Data As A Product (DAAP) Services

A Data-as-a-Product (DaaP) service provides the end data that can be directly consumed by applications. DaaP is defined on a new data consumption model, which separates the consumption of data from the raw data, and thus enable cloud computing for big data applications.

ServiceImg
  • Workflows for Tailoring Data Refine Process We provide various data refine (e.g., data cleaning, data summary/compression) algorithms within cloud datacenters, and these algorithms only can be completed by employing abundant computing and storage resources. Users can select different algorithms for different purposes in a data refine workflow.
  • Methods for Consuming Data Products Data product is a higher level of data format than raw data but with smaller size. Existing data process methods should be adapt to a new format of input data rather than raw data. For example, the parameters of a traditional data mining algorithm should have different meanings and should be studied again.
  • Big Data Sharing The massive raw data, once be settled, can be shared without any remote transmitting, while data products can be transported remotely from one site to another site to satisfy various applications.
  • DaaP Applications An application is implemented by data refine modules in Cloud datacentre and application-oriented data process modules in users' server.
The DaaP data consumption model can resolve the big/massive data problem and provide many advantages.

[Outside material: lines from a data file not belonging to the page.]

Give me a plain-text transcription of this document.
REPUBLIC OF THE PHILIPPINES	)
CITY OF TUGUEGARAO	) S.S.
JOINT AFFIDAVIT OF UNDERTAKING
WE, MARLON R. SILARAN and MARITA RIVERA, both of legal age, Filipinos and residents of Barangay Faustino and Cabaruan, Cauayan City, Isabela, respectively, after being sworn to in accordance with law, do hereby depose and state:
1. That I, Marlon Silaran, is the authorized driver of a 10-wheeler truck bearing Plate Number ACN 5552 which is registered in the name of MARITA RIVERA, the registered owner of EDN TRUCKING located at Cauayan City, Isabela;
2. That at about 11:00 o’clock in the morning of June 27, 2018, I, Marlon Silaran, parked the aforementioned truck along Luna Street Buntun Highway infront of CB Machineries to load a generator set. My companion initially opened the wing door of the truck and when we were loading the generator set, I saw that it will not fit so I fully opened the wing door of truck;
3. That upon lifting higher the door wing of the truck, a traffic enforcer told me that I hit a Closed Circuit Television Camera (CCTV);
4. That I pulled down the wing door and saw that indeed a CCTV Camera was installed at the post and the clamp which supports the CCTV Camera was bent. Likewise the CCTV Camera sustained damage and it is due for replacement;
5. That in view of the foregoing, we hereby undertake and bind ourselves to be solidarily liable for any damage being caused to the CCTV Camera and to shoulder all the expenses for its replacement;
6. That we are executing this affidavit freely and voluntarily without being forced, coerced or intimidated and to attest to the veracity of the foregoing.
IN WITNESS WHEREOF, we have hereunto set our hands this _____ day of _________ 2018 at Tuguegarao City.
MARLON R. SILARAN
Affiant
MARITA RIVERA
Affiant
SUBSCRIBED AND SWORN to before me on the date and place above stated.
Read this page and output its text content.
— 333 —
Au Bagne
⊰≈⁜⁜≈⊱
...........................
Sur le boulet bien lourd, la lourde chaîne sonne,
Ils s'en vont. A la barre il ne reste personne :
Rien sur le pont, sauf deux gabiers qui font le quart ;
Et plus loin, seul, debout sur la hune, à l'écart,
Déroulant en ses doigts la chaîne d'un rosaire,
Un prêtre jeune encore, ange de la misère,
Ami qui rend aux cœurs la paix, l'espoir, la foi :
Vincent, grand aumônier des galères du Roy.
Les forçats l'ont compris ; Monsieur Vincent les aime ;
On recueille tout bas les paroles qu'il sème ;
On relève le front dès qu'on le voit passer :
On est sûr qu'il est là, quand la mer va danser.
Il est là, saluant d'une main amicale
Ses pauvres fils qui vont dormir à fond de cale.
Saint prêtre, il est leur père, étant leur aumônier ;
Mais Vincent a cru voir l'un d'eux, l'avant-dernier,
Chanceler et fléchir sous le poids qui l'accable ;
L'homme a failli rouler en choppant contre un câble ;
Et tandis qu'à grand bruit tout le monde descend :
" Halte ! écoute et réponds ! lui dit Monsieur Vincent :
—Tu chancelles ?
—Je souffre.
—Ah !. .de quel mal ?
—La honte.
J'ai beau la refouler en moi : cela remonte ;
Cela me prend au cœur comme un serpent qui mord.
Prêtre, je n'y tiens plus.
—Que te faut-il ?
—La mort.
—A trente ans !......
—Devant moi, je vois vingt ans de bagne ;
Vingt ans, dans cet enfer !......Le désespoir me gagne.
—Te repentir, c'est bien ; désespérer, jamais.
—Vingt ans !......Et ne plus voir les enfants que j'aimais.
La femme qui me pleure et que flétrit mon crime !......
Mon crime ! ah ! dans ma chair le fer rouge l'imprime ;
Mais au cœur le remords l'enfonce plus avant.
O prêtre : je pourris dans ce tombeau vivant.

First, any two different applications use the massive raw data from different aspects, thus they need not the whole original data. The DaaP interface just provides different applications with different data products. Data products are more portable than massive raw data and thus can flexibly satisfy remote usages.

Also, data refine modules will be designed as basic modules shared on the cloud datacenters, and thus applications can focus on designing of various application-oriented data process modules to consume data products for their purposes.

Meanwhile, the best algorithms can be reused and shared on the Internet, while small sized data product reduces the communication costs and promote the prosperity of workflows and distributed computing.